A number of major items on the Dublin City Council agenda were sent to the city’s Finance Committee, which meets before the council meetings each month, including fees for a taxi service in Dublin and the plan to lease vehicles for the police department from Defender Supply.
Dublin City Manager Nancy Wooldridge told the council a number of the city’s police vehicles are “bashed and broken” and said the department was looking into leasing replacements from Defender, a company Erath County also uses. Wooldridge said she did not have numbers as the officers working with the company hadn’t heard back yet, but recommended the city do something as the current vehicles were in distress.
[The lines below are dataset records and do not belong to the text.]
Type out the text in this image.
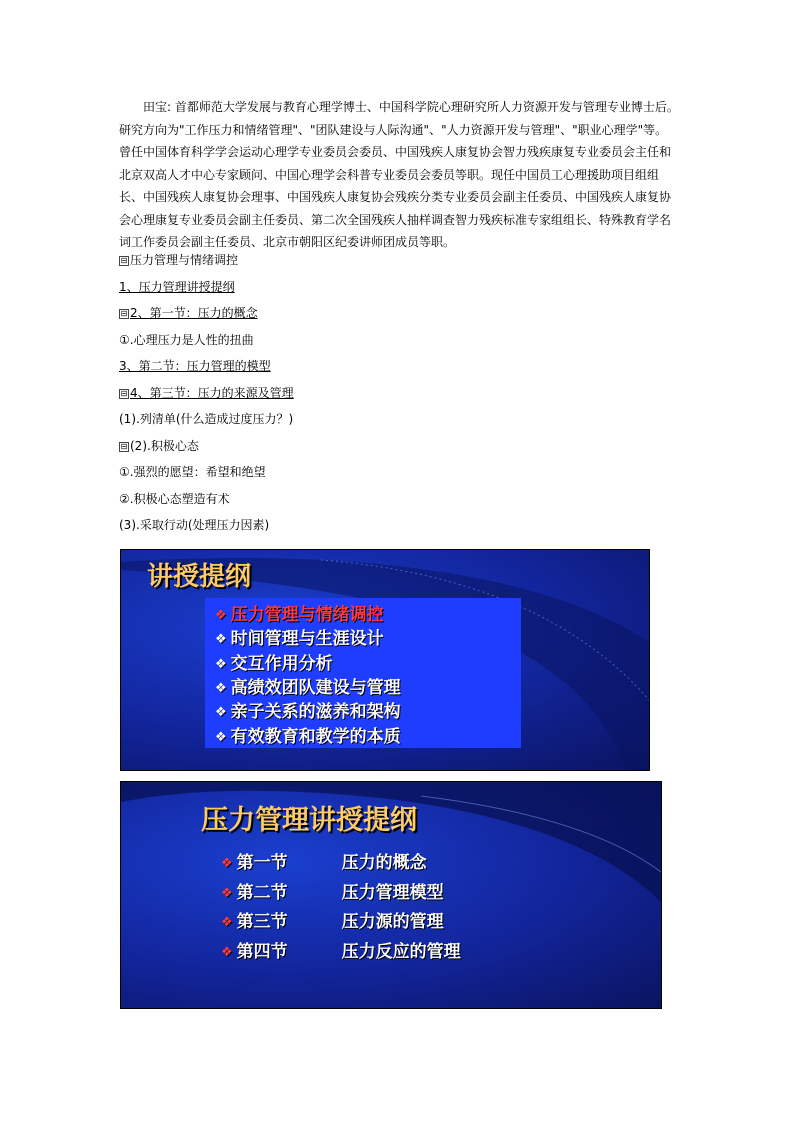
田宝: 首都师范大学发展与教育心理学博士、中国科学院心理研究所人力资源开发与管理专业博士后。研究方向为"工作压力和情绪管理"、"团队建设与人际沟通"、"人力资源开发与管理"、"职业心理学"等。曾任中国体育科学学会运动心理学专业委员会委员、中国残疾人康复协会智力残疾康复专业委员会主任和北京双高人才中心专家顾问、中国心理学会科普专业委员会委员等职。现任中国员工心理援助项目组组长、中国残疾人康复协会理事、中国残疾人康复协会残疾分类专业委员会副主任委员、中国残疾人康复协会心理康复专业委员会副主任委员、第二次全国残疾人抽样调查智力残疾标准专家组组长、特殊教育学名词工作委员会副主任委员、北京市朝阳区纪委讲师团成员等职。

⊟ 压力管理与情绪调控
1、压力管理讲授提纲
⊟ 2、第一节：压力的概念
①.心理压力是人性的扭曲
3、第二节：压力管理的模型
⊟ 4、第三节：压力的来源及管理
(1).列清单(什么造成过度压力？)
⊟ (2).积极心态
①.强烈的愿望：希望和绝望
②.积极心态塑造有术
(3).采取行动(处理压力因素)
讲授提纲
❖ 压力管理与情绪调控
❖ 时间管理与生涯设计
❖ 交互作用分析
❖ 高绩效团队建设与管理
❖ 亲子关系的滋养和架构
❖ 有效教育和教学的本质
压力管理讲授提纲
❖ 第一节	压力的概念
❖ 第二节	压力管理模型
❖ 第三节	压力源的管理
❖ 第四节	压力反应的管理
“Some of that responsibility should fall on the department or at least whoever was driving those vehicles and hit the reset button when the service light came on,” a council member pointed out. “Does the contract with Defender talk about who is responsible for regular maintenance? Because we apparently cannot maintain the vehicles we have.”
Before getting further into discussion on maintenance, Wooldridge and Mayor David Leatherwood recommended the council take the matter to the finance committee before action is taken. The measure was tabled.
Wooldridge also informed the council that her staff has researched the cost of having the city ambulance service on stand-by for Dublin High School football games and while the school district does pay the city for the service, Wooldridge said it comes nowhere near covering the cost. She recommended the council put the item before the finance committee. Finance committee members recommended they invite DISD Superintendent Dr. Rodney Schneider so they could discuss the situation with him.
The council also sent a measure setting fees for a taxi service in Dublin to the finance committee. Council members agreed that since the city has never had a taxi service before, they would like to further research the fees to ensure everyone is getting a fair deal. Wooldridge said officials with the city of Hico were also looking into the same thing and recommend the two cities work together, with the help of Stephenville officials, who’ve already approved taxi service fees.
All three items were sent before the finance committee, who set a special meeting before the next council meeting.
In other business, the council approved the reappointment of Fred Buchanan to the Upper Leon River MWD Board for another three-year term, the canvass of the general election votes and requiring a recently reappointed police officer to work weekends because, “according to our attorney, it is unfair to the other officers on shift to allow one officer weekends off when they have to work every weekend.”